New comment by acters in "Steam Controller"

acters — Thu, 13 Nov 2025 08:14:47 +0000

I still have the og steam controller, three of them in fact. They still work but I lost the dongle and rely on Bluetooth. It was an experience. Definitely won't consider buying a controller from them again. The Xbox controller is perfect. Simple and good enough to use.

New comment by acters in "Gemini in Chrome"

acters — Fri, 19 Sep 2025 09:05:55 +0000

As far as I can tell, Linux will remain not targeted by attempts to sponge off all kinds of user data. Which makes me so happy that I finally made the leap.

New comment by acters in "GPT-5: "How many times does the letter b appear in blueberry?""

acters — Sun, 10 Aug 2025 08:11:22 +0000

I asked GPT 5 to spell out the individual letters of strawberry or blueberry. It did it correctly by essentially putting a space char in between the letters.

Then I simply asked it to count all unique letters in the word. GPT 5 still got it completely correct without thinking.

Lastly I asked how many r(or b) is in the word. This one for some reason switched to GPT 5 thinking with few seconds of reasoning. It out put the correct number.

I guess starting the conversation by painstakingly walking it over to the correct answer helps it out. Idk it's a silly test

New comment by acters in "Running GPT-OSS-120B at 500 tokens per second on Nvidia GPUs"

acters — Thu, 07 Aug 2025 06:12:21 +0000

Another caveat with this method is that both larger and smaller models need to behave very similar because a lot of the savings come from generating the necessary fluff around each detail such as grammar, formatting and words/letters that transition between each other.

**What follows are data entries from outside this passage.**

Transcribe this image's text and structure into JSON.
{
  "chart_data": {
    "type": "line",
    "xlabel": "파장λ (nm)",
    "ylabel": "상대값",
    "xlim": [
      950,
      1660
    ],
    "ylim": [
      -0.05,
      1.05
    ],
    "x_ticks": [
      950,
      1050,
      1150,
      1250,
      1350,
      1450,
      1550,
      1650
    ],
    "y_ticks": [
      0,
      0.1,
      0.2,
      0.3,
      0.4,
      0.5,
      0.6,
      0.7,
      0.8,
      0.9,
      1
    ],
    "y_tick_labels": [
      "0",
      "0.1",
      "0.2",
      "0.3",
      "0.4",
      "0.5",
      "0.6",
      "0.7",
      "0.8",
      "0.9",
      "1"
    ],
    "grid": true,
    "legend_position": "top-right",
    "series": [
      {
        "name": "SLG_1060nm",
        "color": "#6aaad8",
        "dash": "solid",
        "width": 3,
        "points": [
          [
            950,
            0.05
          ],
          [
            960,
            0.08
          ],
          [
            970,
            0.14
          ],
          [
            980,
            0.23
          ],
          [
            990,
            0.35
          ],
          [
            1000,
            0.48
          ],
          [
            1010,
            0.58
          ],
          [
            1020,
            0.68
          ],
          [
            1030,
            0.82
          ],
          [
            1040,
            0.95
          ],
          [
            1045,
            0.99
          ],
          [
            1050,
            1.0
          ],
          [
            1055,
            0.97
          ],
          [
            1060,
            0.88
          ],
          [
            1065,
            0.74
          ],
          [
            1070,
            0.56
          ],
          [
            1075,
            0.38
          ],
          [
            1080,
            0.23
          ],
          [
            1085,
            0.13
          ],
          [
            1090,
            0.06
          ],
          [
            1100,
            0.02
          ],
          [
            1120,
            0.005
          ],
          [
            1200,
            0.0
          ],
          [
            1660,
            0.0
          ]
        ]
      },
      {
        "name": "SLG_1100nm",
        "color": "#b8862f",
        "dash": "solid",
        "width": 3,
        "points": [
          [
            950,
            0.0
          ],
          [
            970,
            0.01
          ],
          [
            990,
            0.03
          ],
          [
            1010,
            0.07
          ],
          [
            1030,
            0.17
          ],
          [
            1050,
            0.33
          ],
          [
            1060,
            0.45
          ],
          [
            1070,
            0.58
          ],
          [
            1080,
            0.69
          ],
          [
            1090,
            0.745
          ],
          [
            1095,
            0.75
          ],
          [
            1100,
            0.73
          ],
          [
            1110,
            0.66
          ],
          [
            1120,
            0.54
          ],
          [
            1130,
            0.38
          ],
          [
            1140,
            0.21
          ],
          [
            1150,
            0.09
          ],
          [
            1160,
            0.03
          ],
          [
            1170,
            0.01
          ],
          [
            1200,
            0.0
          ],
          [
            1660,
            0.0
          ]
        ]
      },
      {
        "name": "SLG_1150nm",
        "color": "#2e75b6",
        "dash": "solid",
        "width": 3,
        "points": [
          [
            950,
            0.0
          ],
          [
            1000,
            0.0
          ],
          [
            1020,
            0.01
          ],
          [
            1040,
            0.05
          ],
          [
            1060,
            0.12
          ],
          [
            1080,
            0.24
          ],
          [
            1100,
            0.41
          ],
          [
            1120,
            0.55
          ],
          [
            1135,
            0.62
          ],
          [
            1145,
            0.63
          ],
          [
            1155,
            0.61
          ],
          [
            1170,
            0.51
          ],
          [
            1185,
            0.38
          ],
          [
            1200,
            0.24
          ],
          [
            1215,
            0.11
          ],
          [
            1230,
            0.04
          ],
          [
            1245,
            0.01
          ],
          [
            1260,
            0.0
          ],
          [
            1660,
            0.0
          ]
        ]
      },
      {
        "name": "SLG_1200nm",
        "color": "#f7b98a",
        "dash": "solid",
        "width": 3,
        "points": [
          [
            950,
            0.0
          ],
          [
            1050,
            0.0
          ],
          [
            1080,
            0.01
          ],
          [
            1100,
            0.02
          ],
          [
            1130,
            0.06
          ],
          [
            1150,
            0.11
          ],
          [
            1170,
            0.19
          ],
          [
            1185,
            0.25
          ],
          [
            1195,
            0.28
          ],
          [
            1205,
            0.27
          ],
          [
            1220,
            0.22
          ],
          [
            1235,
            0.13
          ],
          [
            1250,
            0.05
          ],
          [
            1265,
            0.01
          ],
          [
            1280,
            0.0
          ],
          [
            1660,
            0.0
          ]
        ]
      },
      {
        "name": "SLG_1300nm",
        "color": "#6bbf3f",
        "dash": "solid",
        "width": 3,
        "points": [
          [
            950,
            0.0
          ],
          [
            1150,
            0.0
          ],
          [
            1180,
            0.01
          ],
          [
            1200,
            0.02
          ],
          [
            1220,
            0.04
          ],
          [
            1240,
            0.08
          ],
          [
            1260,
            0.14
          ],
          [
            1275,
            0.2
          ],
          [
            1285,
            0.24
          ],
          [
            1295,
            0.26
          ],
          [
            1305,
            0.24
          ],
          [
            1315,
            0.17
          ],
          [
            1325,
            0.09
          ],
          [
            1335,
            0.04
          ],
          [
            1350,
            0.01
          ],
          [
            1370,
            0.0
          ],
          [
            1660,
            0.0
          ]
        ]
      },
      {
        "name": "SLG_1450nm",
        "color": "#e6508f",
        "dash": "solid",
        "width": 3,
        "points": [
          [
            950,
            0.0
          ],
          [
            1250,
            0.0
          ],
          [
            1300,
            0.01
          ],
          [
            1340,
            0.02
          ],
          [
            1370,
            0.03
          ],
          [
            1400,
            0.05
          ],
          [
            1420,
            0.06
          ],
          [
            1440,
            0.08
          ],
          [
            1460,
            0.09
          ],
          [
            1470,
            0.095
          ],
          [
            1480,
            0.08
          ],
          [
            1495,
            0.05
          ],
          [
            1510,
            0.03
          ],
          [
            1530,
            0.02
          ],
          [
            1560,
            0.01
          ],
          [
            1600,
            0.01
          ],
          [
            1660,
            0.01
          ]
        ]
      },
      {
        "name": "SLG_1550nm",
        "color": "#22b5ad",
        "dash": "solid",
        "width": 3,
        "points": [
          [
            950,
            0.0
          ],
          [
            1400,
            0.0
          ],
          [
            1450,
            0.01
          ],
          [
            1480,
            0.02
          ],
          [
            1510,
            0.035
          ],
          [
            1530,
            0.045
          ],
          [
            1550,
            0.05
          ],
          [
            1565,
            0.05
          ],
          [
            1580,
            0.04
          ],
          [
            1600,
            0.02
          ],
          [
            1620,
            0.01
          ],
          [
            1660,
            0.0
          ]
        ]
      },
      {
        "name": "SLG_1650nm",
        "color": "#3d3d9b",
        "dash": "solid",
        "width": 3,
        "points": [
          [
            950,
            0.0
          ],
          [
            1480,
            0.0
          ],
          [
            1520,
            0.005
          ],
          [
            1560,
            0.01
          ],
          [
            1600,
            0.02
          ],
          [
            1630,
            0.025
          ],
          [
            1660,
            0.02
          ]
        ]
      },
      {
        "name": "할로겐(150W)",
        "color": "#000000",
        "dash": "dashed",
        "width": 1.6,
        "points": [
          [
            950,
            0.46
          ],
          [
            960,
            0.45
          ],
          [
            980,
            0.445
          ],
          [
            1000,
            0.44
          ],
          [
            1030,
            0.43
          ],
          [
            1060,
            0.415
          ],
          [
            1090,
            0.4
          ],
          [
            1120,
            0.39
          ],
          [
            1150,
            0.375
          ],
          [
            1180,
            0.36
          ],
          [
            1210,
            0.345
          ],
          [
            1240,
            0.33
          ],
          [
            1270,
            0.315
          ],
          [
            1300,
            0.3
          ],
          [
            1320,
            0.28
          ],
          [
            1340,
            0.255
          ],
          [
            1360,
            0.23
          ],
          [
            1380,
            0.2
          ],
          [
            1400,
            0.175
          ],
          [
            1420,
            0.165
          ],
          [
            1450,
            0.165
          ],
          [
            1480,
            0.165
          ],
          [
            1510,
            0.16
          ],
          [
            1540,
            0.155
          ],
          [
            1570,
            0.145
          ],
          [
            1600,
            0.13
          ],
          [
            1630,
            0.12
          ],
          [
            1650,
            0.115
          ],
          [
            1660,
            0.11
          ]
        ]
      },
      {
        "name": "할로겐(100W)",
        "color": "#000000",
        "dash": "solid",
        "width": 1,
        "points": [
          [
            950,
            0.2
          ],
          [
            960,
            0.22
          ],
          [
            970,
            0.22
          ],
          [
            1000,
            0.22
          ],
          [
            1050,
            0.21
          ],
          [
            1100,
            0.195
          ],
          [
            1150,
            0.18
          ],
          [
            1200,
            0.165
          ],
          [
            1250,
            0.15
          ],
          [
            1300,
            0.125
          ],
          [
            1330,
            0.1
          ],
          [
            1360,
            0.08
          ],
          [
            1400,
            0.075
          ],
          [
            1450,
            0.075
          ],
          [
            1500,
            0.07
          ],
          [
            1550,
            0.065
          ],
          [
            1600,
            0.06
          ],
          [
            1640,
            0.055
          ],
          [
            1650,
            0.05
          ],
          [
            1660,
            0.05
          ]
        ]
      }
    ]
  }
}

Unsurprisingly gpt-oss has both larger and smaller models that work very similarly! Both model sizes are so similar that even if getting a few wrong would not be slowing down the performance enough to equal the speed of the larger model(which is the worst case with this setup). We want the speed of the smaller model as much as possible. That is all

New comment by acters in "Running GPT-OSS-120B at 500 tokens per second on Nvidia GPUs"

acters — Thu, 07 Aug 2025 06:02:50 +0000

I believe that is exactly the downside of using speculative decoding, which is why it is very important to have the models properly sized between each other by making sure the small use is big enough to be mostly correct while also being exceptionally faster than the larger one. However the larger one has to be fast enough that catching flaws won't introduce too manyrandom delays. Also, if the small one is incorrect then the larger one correcting the mistake is miles better than leaving in incorrect output.

It is about improving quality while allowing for faster speed most of the time. The tradeoff is that you consume more memory from having two models loaded vs one of them exclusively.

If you just focus on one then it would make sense to reduce memory usage by just running the smaller model.

New comment by acters in "Running GPT-OSS-120B at 500 tokens per second on Nvidia GPUs"

acters — Thu, 07 Aug 2025 05:55:48 +0000

Personally, I think bigger companies should be more proactive and work with some of the popular inference engine software devs with getting their special snowflake LLM to work before it gets released. I guess it is all very much experimental at the end of the day. Those devs are putting in God's work for us to use on our budget friendly hardware choices.